2. In determining the frequency axis. The code generates a vector with length 32769, but the frequencies only goes to the nyquist frequency: fs/2=22050. Some of the frequencies are represented more than once along the frequency axis, why is that?
3. As far as I understand. The Amplitude of a frequency determines how loud the sound of the frequency is heard in the signal. Is it possible to get the amplitudes of the 10 most significant frequencies from this plot?

Accepted Answer

dpb
dpb on 16 Aug 2015
  1. It's not mandatory but FFT is fastest for powers of 2. That used to be much more of a significant issue than now w/ the advent of much faster processors, but the "tradition" lives on...but, since you used the example which does compute the next power of 2 and augments the signal to that length, then that's the length being used and hence the normalization.

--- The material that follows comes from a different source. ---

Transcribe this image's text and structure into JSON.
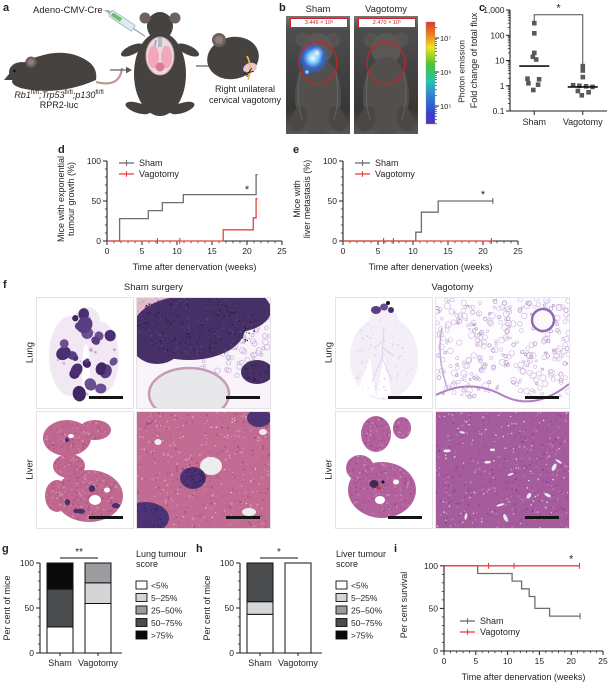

  2. The TMW Matlab implementation of fft returns the two-sided fft with the DC component in the middle; negative frequencies to the left, positive to the right (+ indices offset) from that point. Here again, it's just convention as to which to use; the 2-sided is more general.
  3. Use findpeaks
  11 Comments
dpb
dpb on 19 Aug 2015
"...couldn't it also be, that the division with length L comes from the equations stated at the beginning of the example?"

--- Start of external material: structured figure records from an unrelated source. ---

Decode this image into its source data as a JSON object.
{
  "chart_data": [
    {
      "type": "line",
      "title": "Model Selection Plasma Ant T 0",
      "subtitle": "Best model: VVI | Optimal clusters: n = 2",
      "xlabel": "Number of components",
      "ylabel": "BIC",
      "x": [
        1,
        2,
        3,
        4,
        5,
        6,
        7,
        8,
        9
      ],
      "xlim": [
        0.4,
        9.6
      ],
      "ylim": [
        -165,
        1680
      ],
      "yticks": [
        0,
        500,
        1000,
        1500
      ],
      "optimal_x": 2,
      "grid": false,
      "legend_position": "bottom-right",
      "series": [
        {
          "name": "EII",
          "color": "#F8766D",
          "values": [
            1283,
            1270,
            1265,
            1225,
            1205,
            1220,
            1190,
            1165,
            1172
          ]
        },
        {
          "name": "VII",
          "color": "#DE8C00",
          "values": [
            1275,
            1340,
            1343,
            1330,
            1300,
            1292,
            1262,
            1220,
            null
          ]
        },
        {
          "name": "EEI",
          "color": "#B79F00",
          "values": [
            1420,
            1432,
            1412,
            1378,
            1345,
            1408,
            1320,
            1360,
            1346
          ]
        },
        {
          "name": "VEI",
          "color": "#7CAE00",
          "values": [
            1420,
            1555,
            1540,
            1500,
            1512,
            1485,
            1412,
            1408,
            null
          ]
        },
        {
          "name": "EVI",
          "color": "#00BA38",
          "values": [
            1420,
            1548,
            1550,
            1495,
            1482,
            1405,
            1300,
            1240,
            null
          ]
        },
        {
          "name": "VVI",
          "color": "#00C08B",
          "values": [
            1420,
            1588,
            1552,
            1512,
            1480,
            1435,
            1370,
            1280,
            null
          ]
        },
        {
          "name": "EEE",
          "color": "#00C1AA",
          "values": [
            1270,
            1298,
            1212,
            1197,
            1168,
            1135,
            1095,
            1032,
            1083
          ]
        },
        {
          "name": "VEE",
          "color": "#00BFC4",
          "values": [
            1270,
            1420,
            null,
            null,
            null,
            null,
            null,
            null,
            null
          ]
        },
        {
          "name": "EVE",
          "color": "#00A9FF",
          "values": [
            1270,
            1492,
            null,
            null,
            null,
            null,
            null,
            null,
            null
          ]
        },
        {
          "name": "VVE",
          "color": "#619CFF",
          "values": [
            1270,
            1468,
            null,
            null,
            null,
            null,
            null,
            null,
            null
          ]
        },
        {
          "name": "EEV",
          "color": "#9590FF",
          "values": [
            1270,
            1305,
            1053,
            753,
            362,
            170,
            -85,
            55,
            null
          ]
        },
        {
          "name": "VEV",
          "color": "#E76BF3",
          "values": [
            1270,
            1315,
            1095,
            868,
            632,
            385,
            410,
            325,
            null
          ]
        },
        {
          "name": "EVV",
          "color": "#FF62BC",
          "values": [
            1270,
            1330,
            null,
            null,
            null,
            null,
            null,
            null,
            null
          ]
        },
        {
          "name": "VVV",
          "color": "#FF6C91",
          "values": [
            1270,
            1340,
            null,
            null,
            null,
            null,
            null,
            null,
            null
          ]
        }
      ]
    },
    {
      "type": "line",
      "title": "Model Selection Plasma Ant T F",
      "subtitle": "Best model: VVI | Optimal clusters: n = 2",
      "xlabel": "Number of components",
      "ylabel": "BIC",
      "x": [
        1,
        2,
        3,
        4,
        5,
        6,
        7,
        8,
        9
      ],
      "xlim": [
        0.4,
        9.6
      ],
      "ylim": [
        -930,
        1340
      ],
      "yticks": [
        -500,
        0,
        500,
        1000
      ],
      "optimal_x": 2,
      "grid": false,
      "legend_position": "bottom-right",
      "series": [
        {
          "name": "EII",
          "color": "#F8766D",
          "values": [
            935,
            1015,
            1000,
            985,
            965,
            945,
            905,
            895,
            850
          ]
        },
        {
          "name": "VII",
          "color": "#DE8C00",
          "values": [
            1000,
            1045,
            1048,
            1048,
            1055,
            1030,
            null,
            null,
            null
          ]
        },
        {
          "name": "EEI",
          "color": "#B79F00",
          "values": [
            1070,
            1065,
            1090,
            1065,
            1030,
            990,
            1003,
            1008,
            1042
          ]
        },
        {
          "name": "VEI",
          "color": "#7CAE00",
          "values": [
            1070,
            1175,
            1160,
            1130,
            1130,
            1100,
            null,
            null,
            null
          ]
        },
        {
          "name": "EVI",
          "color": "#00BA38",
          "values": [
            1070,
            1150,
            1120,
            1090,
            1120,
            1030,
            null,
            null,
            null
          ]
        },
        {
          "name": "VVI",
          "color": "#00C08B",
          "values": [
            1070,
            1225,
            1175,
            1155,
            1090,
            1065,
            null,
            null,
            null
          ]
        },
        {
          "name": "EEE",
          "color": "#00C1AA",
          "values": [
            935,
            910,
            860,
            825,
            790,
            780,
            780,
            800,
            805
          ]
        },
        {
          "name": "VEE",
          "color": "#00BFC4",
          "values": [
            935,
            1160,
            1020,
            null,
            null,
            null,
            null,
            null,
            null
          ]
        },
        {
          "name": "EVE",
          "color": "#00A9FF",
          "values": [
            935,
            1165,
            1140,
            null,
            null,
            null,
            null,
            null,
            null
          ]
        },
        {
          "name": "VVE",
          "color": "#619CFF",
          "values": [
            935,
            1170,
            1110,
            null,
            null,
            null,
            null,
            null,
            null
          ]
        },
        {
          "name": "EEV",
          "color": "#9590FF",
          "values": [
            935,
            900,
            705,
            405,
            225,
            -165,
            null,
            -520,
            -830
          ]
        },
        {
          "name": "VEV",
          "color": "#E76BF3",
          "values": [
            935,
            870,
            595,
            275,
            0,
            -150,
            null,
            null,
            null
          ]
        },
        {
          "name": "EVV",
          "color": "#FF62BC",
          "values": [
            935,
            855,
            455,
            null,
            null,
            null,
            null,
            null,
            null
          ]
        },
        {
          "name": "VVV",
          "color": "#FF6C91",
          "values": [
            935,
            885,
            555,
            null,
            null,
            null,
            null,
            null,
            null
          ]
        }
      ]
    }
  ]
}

Of course, the normalization is based on the particular definition of the FFT implemented; there are various implementations that may or may not compensate internally but if you want output that represents the magnitude of the input in the same scale it's got to get normalized at some point. Again I refer you to Brigham or some other text on digital signal processing (altho I understand there are competent tutorials available on the web now, I'm of an age preceding that circumstance so I don't know of any in particular to recommend, sorry).